Great that looks good. I think if we can include the source information/URL that would be great. My own preference would also to be include as much information as possible for each image since it may be useful for someone working with the data WDYT?
Last night, I scraped the pages from the website, by following the restrictions agreed upon. This is the resulting dataset, stored on the hub: https://huggingface.co/datasets/gigant/oldbookillustrations_2
Do you think any other information might be interesting? There is most of the data from the pages, with the urls, and the sources.
If that's ok for you, I can add it to the BigLAM org, and create a comprehensive dataset card.
Last night, I scraped the pages from the website, by following the restrictions agreed upon. This is the resulting dataset, stored on the hub: huggingface.co/datasets/gigant/oldbookillustrations_2
Do you think any other information might be interesting? There is most of the data from the pages, with the urls, and the sources.
If that's ok for you, I can add it to the BigLAM org, and create a comprehensive dataset card.
This looks amazing! Happy for you to move to the BigLAM org -- let me know if you want any help with the dataset card.
Update:
Here is the dataset on the hub, with a comprehensive dataset card: https://huggingface.co/datasets/biglam/oldbookillustrations
Let me know what you think can be improved.
Thanks so much for this. Having given this a bit more thought, I think it probably makes sense to try and filter out the items which may have copyright issues. I think the best way to do this would be to filter out based on the artist_date field and set a reasonably conservative threshold. My suggestion would be to push this to a new dataset and keep the other one private. This means we can use the current version to update the cleaned version in the future.
@giganttheo WDYT?
Thanks so much for this. Having given this a bit more thought, I think it probably makes sense to try and filter out the items which may have copyright issues. I think the best way to do this would be to filter out based on the
artist_datefield and set a reasonably conservative threshold.

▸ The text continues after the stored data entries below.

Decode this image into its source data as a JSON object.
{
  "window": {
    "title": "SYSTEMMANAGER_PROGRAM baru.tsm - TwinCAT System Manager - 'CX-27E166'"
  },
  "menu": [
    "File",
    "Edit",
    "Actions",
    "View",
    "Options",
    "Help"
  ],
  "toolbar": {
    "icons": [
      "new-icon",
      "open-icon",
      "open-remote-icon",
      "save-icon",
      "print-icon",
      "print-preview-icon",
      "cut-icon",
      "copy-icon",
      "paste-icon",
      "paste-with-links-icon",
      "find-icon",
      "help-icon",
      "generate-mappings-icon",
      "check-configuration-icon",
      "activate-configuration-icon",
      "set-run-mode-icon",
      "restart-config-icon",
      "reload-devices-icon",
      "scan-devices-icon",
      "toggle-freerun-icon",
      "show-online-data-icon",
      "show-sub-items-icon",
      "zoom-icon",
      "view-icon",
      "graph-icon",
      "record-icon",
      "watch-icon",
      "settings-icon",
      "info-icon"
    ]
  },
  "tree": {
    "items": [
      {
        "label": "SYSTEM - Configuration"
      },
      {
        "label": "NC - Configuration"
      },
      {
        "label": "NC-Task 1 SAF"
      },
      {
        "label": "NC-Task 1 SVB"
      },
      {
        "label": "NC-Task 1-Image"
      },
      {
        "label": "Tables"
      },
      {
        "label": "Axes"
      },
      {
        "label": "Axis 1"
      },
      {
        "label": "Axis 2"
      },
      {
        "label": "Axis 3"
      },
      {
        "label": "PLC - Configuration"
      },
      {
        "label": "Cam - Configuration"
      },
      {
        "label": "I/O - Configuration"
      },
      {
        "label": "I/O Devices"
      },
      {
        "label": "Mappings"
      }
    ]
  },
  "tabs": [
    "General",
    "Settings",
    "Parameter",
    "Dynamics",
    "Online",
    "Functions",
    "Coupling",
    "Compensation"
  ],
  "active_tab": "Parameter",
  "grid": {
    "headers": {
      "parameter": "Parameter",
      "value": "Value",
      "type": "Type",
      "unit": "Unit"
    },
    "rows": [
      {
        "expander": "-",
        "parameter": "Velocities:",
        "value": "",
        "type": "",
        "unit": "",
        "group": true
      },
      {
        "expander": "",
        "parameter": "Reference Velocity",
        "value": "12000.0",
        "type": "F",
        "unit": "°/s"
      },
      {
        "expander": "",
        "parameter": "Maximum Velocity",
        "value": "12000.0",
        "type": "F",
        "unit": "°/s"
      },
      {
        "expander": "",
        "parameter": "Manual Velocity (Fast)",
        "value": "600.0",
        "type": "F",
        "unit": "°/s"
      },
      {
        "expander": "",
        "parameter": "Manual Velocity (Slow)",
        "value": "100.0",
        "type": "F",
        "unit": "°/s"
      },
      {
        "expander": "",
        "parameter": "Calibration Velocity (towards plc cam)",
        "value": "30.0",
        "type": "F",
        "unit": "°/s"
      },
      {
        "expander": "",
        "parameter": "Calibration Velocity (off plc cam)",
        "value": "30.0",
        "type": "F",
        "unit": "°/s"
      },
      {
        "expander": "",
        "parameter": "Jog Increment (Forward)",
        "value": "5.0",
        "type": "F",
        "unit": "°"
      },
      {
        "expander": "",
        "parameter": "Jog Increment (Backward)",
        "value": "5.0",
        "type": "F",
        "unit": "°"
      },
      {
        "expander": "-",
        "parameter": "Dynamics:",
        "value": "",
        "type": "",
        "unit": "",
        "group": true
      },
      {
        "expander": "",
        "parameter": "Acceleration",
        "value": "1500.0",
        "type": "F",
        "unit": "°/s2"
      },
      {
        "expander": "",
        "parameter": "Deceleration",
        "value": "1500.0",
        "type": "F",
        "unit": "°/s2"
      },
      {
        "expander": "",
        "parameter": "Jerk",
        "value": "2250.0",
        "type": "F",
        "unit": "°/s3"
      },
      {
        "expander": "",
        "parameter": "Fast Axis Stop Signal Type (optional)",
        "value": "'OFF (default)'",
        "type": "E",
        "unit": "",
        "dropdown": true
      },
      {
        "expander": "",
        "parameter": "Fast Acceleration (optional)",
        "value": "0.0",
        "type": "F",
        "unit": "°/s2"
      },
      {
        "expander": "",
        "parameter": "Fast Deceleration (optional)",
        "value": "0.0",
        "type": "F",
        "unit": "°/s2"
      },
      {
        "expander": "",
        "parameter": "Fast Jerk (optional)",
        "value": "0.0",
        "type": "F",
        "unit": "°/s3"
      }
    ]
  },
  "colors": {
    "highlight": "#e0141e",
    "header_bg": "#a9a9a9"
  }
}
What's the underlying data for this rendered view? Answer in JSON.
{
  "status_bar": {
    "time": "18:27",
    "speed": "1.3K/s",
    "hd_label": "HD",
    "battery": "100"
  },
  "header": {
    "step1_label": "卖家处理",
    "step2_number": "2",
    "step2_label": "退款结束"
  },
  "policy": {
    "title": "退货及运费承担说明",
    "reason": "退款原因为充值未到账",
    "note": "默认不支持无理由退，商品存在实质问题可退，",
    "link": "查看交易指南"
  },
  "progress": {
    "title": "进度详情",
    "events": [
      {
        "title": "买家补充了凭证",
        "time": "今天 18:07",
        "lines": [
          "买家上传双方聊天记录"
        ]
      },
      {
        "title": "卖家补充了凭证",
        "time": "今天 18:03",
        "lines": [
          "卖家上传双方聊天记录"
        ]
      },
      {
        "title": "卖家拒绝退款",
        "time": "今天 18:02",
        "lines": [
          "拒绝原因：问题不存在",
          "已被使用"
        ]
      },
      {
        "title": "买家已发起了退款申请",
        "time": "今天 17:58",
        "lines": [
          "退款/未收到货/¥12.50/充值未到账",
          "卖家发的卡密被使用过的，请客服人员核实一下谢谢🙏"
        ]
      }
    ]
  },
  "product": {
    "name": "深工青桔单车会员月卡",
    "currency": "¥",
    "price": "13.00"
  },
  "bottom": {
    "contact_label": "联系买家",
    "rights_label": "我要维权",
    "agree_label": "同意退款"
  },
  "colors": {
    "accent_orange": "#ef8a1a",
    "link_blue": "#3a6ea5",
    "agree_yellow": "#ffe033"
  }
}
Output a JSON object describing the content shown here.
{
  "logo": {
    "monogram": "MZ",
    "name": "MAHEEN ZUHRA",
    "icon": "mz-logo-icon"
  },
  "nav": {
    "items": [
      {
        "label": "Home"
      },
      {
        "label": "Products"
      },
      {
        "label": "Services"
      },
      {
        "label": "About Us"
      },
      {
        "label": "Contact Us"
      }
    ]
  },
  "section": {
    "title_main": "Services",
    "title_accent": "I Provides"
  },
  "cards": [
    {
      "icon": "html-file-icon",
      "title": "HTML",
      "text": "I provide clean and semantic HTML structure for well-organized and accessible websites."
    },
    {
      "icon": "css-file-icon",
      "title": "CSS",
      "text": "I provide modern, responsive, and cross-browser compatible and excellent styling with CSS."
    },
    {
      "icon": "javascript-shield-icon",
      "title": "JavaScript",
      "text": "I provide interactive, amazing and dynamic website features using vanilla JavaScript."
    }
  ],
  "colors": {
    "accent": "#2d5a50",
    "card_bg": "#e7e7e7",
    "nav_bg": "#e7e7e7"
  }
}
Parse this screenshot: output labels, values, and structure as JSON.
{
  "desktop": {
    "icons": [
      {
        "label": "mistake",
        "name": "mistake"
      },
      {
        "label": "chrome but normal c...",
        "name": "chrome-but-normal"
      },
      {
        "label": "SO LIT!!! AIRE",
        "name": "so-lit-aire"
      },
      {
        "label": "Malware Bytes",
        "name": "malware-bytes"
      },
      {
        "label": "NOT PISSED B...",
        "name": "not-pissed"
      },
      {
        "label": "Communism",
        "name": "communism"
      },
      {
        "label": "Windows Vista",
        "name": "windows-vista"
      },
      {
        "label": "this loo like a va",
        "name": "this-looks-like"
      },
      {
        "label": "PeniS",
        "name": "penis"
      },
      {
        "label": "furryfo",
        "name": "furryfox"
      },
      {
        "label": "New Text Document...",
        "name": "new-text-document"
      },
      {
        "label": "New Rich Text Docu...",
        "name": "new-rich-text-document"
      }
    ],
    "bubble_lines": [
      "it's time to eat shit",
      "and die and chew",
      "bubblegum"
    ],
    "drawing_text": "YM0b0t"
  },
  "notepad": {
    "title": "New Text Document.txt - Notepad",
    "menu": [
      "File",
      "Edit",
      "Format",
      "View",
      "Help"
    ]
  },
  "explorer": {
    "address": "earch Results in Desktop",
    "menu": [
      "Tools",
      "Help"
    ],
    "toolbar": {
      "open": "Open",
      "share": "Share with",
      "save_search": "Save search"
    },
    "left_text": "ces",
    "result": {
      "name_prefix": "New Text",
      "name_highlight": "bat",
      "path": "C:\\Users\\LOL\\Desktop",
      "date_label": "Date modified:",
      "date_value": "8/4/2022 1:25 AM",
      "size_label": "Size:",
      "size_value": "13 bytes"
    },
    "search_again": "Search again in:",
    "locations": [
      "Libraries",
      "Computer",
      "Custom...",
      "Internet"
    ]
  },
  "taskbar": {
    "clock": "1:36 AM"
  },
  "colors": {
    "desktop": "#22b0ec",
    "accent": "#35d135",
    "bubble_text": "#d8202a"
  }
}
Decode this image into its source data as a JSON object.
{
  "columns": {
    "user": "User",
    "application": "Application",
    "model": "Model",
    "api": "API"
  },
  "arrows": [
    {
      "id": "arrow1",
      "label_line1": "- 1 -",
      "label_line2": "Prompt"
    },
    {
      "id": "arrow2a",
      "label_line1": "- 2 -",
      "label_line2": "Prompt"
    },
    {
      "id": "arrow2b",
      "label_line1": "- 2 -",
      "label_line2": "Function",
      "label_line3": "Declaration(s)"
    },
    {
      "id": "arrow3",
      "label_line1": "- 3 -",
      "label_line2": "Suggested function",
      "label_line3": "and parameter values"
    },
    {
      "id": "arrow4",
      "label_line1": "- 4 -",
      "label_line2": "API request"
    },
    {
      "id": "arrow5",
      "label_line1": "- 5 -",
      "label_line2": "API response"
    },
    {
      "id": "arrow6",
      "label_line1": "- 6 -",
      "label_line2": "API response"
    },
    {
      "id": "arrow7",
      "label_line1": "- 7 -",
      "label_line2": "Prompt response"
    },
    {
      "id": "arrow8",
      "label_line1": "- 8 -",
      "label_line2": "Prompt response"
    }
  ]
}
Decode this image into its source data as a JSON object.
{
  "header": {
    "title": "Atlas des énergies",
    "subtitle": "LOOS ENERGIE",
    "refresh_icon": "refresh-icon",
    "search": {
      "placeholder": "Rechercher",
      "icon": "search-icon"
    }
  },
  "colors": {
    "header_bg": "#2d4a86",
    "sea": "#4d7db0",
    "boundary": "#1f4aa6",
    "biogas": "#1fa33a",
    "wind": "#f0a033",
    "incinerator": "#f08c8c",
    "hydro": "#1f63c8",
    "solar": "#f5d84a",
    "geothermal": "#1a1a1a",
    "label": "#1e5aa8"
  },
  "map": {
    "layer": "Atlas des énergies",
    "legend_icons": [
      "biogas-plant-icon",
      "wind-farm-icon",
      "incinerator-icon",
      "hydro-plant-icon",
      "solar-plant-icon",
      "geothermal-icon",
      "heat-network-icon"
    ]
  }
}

My suggestion would be to push this to a new dataset and keep the other one private. This means we can use the current version to update the cleaned version in the future.@giganttheo WDYT?
suggested approach in this notebook https://gist.github.com/davanstrien/e34e239cbf792057f79e2e2162d1e4b1
I agree that it would be nice to make sure the version we share does not have any copyright infringement issue. However, from my understanding, checking if a work is public domain might not be as straightforward as the filter you set up, since it depends on whether the work was published or not, as well as the country of origin. According to the "public domain" Wikipedia Page:
Determination of whether a copyright has expired depends on an examination of the copyright in its source country.
I think adding a filter to know if an artwork is public domain is a good idea, but it will require a lot more work: the dataset shall include some information I missed out (I just included the artist birth date for instance, but really it's the death date that is more important in that case), and we neet some basics of copyright law for the source countries of the artworks.
In my opinion, we could keeping a complete version available, with a warning about copyright issues at first, and then when a new version is ready we could add another one with the public domain artworks only. What do you think?
I will investigate this when I have some time.